Thursday, January 8, 2009

Framed



My nose nearly touches the glass as I peer out. Grey clouds, grey cement, gray terminals, framed by an airplane window. My heart reflects the widening space of brightness in the sky above. My toes scrunch inside my moss green tennis shoes as if somehow I can squish the excitement jiggling in my heart to a more manageable level.

The ground begins to roll underneath the grey wing of the plane, the air vents modulate a note higher as they pressurize the cabin. The scruffy winter grass is partitioned off by grey strips of runways, and the skyline of Birmingham is smudged in the distance.

Bounce, surge, lift, banking at a sharp angle to merge into the highway of clouds. Swallowed by an opaque grey… lurch, my stomach always comes down last. Brighter, brighter, slicing upward through the cloudscape as the sunlight bleaches the cotton white again.

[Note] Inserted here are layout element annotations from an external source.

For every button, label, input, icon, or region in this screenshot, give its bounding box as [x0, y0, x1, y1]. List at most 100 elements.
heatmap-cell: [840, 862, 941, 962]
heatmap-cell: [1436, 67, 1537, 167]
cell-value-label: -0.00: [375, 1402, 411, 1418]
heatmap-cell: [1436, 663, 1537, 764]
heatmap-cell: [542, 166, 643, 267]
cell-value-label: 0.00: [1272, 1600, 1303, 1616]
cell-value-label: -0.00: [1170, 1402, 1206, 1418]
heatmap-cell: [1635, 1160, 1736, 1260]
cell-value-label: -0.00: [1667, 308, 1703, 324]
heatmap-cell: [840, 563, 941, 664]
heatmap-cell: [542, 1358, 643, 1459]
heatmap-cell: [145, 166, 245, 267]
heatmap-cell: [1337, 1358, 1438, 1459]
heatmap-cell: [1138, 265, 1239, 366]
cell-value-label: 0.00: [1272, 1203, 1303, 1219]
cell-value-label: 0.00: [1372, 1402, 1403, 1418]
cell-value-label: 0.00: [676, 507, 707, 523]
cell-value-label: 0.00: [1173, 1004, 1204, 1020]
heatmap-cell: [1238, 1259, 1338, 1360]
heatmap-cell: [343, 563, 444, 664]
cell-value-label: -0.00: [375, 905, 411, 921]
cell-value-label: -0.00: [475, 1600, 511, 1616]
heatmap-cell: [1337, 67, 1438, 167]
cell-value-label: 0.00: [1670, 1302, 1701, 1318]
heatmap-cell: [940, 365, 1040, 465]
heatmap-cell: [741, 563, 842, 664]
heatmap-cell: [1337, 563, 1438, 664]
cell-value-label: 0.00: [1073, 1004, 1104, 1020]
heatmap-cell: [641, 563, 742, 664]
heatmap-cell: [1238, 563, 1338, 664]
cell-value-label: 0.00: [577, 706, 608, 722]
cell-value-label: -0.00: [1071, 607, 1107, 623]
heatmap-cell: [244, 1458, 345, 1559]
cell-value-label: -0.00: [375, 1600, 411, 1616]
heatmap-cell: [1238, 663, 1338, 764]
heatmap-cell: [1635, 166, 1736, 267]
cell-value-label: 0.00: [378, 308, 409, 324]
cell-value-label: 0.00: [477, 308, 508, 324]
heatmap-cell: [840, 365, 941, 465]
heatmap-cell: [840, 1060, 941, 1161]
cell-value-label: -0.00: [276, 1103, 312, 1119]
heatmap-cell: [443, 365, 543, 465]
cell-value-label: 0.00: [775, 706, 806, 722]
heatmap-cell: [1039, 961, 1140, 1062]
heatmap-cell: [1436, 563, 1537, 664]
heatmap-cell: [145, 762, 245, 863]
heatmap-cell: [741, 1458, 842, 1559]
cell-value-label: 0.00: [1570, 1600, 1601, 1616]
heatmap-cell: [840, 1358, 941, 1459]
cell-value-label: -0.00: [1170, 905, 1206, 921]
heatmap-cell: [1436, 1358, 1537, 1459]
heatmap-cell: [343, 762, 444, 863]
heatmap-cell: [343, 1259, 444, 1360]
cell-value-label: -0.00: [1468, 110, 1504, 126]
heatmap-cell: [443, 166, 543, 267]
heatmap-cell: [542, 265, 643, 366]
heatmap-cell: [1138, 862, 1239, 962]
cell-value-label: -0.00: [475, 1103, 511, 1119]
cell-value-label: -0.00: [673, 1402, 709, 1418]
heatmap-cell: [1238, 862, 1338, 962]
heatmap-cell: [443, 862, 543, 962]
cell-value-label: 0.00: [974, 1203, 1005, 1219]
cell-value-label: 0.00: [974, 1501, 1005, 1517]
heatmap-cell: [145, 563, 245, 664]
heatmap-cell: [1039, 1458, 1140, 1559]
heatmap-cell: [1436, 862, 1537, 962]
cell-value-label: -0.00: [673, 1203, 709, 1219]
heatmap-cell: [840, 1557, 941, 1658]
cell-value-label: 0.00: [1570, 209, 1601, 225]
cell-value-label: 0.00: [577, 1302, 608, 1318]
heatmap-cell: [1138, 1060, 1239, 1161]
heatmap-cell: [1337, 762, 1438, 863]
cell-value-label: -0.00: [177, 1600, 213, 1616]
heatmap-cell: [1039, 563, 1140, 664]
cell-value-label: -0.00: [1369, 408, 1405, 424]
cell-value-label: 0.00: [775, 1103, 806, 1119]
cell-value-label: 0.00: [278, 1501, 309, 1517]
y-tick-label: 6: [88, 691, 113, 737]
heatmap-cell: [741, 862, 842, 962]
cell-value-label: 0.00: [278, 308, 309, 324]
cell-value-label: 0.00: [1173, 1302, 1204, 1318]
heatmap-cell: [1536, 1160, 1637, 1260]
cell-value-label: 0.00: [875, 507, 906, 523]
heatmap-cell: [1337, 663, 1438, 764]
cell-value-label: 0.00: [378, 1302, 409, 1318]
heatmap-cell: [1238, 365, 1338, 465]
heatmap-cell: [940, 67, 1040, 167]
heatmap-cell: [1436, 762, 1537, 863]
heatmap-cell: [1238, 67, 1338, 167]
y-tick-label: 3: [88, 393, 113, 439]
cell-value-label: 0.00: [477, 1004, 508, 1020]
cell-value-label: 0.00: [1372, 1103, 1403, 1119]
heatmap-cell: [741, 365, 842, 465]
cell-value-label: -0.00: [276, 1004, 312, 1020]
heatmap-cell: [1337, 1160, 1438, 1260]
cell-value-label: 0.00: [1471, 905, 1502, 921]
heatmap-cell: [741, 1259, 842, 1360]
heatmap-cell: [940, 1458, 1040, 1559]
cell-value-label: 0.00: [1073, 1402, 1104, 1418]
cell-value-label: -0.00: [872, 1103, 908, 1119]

While my heart is tumbling ahead of the plane across the cotton clouds, my mind remembers the grey dyed world below. It is always hardest to be left behind. Looking out the grey window of the terminal, a school room window, salt-stained glasses… wondering, with two feet on the ground.  The frame from which one looks makes the difference.

It is important to recognize the frame of reference that I am viewing the world from, and to acknowledge the degree of difference between my reality and the reality of others.  I wonder what windows the people I will meet will be looking through. I must remember to try to see and understand, for this realization is the catalyst for sympathy and tenderness for humanity.